Zsuzsanna Fabry

Professor, CMP Graduate Program Chair, Department of Pathology and Laboratory Medicine

zfabry@wisc.edu

(608) 265-8716

Zsuzsanna Fabry headshot

Education:

Ph.D. University of Budapest, Hungary

Lab Website:

http://labs.pathology.wisc.edu/fabry-sandor/

Research Focus:

Immune Reactivity in the CNS

Research Description:

As a neuroimmunologist, for the last several years, I have focused my research program on understanding immune privilege and immune surveillance in the central nervous system (CNS) and their contribution to CNS diseases such as multiple sclerosis, stroke and TB meningitis.

We are focusing on the following questions:

1. How the immune system contributes to damage and healing after stroke and how this knowledge could be translated to better cures? Clinical and preclinical studies suggest the importance of inflammation in acute and chronic neuronal tissue damage following ischemic stroke; however, the mechanisms and cells involved in neuroinflammation are not fully understood. We discovered that IL-21 is a major contributor to acute brain injury after ischemic stroke. This raises the possibility that IL-21–targeting therapies might be beneficial in stroke management.

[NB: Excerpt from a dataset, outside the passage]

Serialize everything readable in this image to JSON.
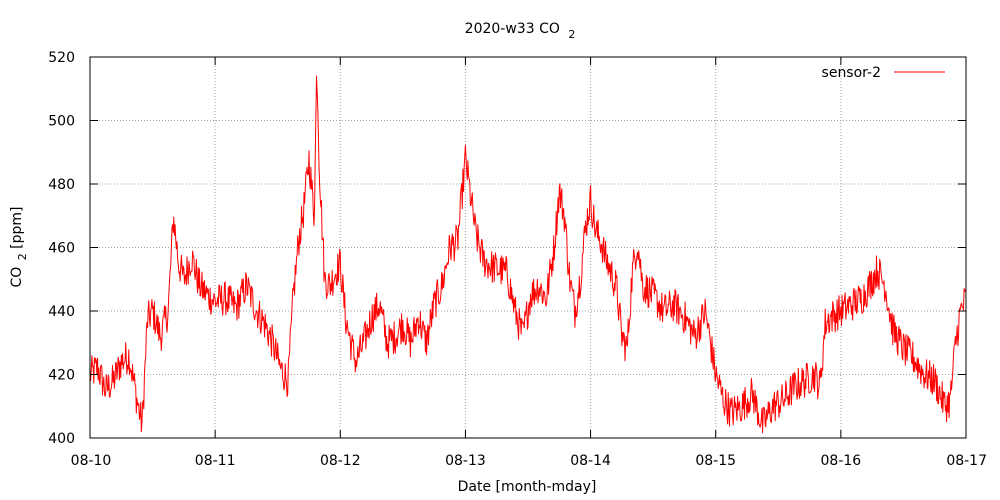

2. What are the mechanisms for the bidirectional communication between the immune system and the central nervous systems? CNS immune privilege is complex, and it is still not understood how CNS antigens are sampled by the peripheral immune system under steady state conditions or in disease. We discovered that CNS or gut mucosal antigens are sampled similarly, but activated peripheral cells do not access the CNS in steady state condition. In contrast, neuroinflammation increased the level of antigen sampling and led to the accumulation of immune cells in the inflamed CNS. Using animal models such as experimental autoimmune encephalomyelitis (EAE) to model CNS autoimmunity, we demonstrated that CD11chigh dendritic cells (DC) accumulate with distinct distribution pattern within the brain and spinal cord during neuroinflammation. We also found that CCR7 mediates CD11chigh myeloid cell migration from the CNS parenchyma to the deep cervical lymph nodes (LN) during neuroinflammation. In the absence of CCR7, DC are retained in the CNS and exacerbate neuroinflammation. Regulating DC migration out from the inflamed CNS may be a therapeutic target for MS and other neuroinflammatory conditions. In order to achieve this, the exact route/s and mechanism of immune cell and antigen drainage from the CNS to the cervical LNs need to be understood. Lymphatic vessels surrounding the CNS have been described under steady-state conditions, yet it is still unclear how antigens or immune cells traffic from the CNS parenchyma to the cervical lymph nodes in disease. We discovered that in neuroinflammation, lymphatic vessels near the cribriform plate undergo extensive in situ neo-lymphangiogenesis. These studies will generate exciting novel mechanistic information on how lymphatic vessels develop in the CNS and could lead to novel therapies for controlling neuroinflammation.

3. How do brain cells respond to infection-induced inflammation in CNS Mycobacterium tuberculosis (Mtb) infection (CNSTB): The most dangerous form of Mycobacterium tuberculosis (Mtb) infection is central nervous system (CNS) tuberculosis (CNSTB). Despite its public health importance, current understanding about the pathogenesis of CNSTB is very limited, and prognosis for patients with CNSTB is bleak. We have generated novel recombinant mycobacterium strains that express green fluorescent protein (GFP) and express OVA257-264 and OVA323-339 antigenic epitopes. We found that mycobacterium induces strong cellular responses and immune cell infiltration in the murine brain. We found that mycobacterium induces strong cellular responses and immune cell infiltration in the murine brain.

4. Design new approaches for Multiple Sclerosis (MS) therapy: We are in a unique position to discover novel immunoregulatory mechanisms in MS using samples of serum, peripheral blood mononuclear cells (PBMCs), and DNA and RNA that were collected in the Helminth-Induced Immunomodulatory Therapy (HINT) clinical trial. Our studies led to novel findings and resulted in innovative alternative therapies for patients with RRMS.